Labbaika allahumma labbaik, labbaika laasyarika laka labbaik, innalhamda wanni’mata laka walmulka laa syarikalaka kami datang memenuhi panggilan-Mu ya Allah. Ungkapan itu menggema ketika musim haji tiba.

Orang-orang yang beriman dan bertakwa secara subtansial tidak akan ragu sedikit pun sami’na wa atho’na , kami mendengar dan kami mematuhi. Berhaji adalah perintah suci yang datang dari Allah SWT.
Perjalanan haji bukan hanya perjalanan fisik, melainkan juga perjalanan ruhani. Sikap mental ketaatan, positif thinking, chusnudzon akan mewarnai perjalanan hidup saat itu dan masa depan.

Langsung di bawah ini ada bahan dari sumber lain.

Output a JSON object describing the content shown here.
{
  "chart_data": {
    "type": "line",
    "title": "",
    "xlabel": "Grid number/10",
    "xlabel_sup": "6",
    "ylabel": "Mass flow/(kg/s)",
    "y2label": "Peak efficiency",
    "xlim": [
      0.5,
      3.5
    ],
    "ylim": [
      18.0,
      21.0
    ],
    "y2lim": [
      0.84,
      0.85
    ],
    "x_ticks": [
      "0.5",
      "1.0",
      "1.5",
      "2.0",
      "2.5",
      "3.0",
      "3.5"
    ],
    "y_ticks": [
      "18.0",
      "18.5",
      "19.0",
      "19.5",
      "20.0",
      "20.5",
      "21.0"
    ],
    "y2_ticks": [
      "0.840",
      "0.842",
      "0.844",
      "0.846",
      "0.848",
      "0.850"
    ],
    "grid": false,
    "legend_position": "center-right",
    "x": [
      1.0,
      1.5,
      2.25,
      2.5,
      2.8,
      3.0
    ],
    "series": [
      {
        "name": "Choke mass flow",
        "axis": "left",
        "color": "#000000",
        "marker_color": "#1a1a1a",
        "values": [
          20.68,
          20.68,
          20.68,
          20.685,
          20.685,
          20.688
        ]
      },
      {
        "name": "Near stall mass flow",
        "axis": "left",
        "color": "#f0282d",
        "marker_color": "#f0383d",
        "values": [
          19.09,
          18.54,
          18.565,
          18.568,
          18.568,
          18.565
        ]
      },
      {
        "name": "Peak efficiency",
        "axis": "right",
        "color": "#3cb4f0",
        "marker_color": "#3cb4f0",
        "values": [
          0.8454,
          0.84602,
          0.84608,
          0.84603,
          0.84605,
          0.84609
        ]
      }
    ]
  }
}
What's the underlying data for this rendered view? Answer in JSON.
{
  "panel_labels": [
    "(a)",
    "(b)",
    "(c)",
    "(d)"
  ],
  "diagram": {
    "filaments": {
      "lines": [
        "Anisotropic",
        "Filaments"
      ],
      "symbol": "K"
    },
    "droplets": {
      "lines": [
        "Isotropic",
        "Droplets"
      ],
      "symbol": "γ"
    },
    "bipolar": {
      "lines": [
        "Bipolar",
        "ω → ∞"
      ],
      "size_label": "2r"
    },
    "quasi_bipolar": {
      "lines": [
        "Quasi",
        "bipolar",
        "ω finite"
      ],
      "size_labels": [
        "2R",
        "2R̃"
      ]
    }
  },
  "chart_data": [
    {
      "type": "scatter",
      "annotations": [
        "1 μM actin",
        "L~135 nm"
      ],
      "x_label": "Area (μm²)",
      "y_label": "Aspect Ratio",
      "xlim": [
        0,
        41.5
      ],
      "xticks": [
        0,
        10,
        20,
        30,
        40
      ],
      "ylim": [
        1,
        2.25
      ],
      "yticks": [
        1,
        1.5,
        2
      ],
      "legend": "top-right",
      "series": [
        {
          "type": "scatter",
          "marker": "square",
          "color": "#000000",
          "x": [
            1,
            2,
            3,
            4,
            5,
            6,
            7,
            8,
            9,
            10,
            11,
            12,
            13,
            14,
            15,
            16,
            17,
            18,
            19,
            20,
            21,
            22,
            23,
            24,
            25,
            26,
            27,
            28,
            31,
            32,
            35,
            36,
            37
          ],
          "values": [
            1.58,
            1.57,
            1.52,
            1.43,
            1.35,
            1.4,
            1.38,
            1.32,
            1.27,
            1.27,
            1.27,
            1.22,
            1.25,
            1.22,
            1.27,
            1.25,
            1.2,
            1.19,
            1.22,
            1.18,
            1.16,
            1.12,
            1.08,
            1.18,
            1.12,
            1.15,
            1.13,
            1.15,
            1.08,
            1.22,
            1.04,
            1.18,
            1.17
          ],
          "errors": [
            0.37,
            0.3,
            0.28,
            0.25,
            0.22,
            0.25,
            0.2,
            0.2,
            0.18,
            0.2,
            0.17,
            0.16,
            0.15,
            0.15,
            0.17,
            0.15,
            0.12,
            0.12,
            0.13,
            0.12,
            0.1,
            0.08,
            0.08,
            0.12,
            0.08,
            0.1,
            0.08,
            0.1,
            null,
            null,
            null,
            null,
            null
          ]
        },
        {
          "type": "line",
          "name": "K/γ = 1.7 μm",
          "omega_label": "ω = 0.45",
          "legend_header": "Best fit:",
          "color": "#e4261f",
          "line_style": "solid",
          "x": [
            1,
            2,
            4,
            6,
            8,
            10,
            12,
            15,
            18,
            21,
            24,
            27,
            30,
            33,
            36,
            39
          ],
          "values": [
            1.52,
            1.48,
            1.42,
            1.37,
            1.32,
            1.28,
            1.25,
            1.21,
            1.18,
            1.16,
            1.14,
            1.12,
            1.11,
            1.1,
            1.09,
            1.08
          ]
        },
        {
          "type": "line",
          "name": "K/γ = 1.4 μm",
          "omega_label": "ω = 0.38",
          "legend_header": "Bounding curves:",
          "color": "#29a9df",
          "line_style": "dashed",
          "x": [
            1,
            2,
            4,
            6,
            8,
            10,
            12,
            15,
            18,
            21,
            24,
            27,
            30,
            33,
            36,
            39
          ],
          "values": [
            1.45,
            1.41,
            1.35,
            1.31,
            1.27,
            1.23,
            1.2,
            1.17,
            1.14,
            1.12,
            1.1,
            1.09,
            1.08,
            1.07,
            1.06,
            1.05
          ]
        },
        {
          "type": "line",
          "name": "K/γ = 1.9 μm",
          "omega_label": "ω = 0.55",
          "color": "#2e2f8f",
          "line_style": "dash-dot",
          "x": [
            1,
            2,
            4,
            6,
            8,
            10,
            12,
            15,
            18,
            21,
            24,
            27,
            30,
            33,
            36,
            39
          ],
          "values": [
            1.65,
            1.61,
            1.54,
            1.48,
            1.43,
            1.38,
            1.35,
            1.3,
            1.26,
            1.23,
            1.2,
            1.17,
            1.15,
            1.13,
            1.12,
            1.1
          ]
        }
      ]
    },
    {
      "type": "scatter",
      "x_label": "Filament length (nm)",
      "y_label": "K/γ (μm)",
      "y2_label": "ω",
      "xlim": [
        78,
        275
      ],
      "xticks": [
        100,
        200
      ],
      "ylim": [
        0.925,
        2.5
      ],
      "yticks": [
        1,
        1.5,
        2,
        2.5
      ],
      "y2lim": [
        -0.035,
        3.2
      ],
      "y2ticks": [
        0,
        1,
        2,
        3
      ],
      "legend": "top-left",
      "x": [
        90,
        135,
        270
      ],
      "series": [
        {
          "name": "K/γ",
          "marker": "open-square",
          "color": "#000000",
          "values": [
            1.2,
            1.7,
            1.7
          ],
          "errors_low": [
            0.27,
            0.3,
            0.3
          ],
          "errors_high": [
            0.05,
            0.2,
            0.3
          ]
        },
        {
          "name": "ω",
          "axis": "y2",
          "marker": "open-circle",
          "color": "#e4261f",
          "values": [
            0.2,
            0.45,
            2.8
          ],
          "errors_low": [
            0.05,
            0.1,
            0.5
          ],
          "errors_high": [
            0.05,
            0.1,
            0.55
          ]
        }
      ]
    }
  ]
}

Akan tetapi, apabila haji hanya dikalkulasi secara fisik minus perjalanan ruhani, maka akan merugi. Ruhani dibiarkan liar negatif thinking, suudzon yang menguasai hati dan pikirannya, maka perjalanan hidup saat itu dan ke depannya banyak banyak masalah.
Oleh karena itu, sebagai orang yang beriman marilah bersiap diri untuk memenuhi panggilan Ilahi untuk berhaji. (Tubiyono)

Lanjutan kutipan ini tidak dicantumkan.